US Market Commentary - Thursday, Sept. 21
Fed Sees Fewer Cuts
The US Dollar remains well bid today on the back of the September FOMC. While the Fed held rates unchanged, as expected, the guidance offered was firmly bullish. The majority of members agreed that further tightening would likely be appropriate this year. Additionally, the Fed is now expecting fewer rate cuts next year than previously expected. Stressing a ‘higher for longer’ outlook on rates, chairman Powell noted that the economic outlook had improved and, as such, rates would need to remain at elevated levels for longer in order to keep inflation down.
One More Hike Coming
The updated set of economic forecasts fed into this hawkish narrative neatly. GDP is now set to hit 2.1% this year, up more than double since the last projection in June. Similarly, 2024 GDP is forecast to hit 1.5%, up from the prior 1.1% forecast. However, with inflation forecast to cool, the growth figures reinforce the ‘higher for longer’ narrative more than pointing to the risk of continued tightening.
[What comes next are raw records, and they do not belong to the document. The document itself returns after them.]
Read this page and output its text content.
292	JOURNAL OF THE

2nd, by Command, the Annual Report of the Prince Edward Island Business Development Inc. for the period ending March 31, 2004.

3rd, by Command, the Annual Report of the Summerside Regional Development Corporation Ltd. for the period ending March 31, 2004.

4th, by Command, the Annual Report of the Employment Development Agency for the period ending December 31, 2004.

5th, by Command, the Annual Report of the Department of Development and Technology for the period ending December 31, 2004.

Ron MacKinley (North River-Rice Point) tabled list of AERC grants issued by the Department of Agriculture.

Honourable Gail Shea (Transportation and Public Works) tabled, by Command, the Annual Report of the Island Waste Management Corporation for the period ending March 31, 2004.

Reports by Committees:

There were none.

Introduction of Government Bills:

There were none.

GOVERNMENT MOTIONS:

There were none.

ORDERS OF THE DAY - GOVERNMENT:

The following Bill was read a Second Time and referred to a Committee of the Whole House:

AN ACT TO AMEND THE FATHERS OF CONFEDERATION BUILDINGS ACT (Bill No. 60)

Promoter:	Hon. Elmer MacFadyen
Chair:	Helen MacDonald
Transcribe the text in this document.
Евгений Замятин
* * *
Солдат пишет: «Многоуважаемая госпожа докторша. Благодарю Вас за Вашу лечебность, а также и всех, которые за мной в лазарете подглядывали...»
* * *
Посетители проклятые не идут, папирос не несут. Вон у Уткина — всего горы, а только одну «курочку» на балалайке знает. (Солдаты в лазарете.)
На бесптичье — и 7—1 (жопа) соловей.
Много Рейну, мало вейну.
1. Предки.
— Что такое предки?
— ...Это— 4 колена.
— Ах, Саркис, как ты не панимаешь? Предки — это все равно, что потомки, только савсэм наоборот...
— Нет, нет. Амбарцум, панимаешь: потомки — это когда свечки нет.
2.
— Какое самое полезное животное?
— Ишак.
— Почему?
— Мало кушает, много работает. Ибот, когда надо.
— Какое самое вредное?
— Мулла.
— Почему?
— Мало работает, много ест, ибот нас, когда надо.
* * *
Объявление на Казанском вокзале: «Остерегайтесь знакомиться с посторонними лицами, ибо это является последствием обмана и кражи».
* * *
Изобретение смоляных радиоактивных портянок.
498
Powell noted that the Fed expects one further hike this year to be the final increase of this tightening cycle though decline to signal whether it would come in November or December. For now, USD looks likely to remain well bid particularly on any fresh data strength.
Technical Views
DXY
The rally in the Dollar Index has seen the market breaking above the 104.95 level. This has been a major resistance point over the last year and while above here, the outlook turns firmly bullish. 107.57 will be the next level for bulls, ahead of bigger resistance at 109.18. To the downside, any move back below 104.95 will turn focus to support at 103.48 next.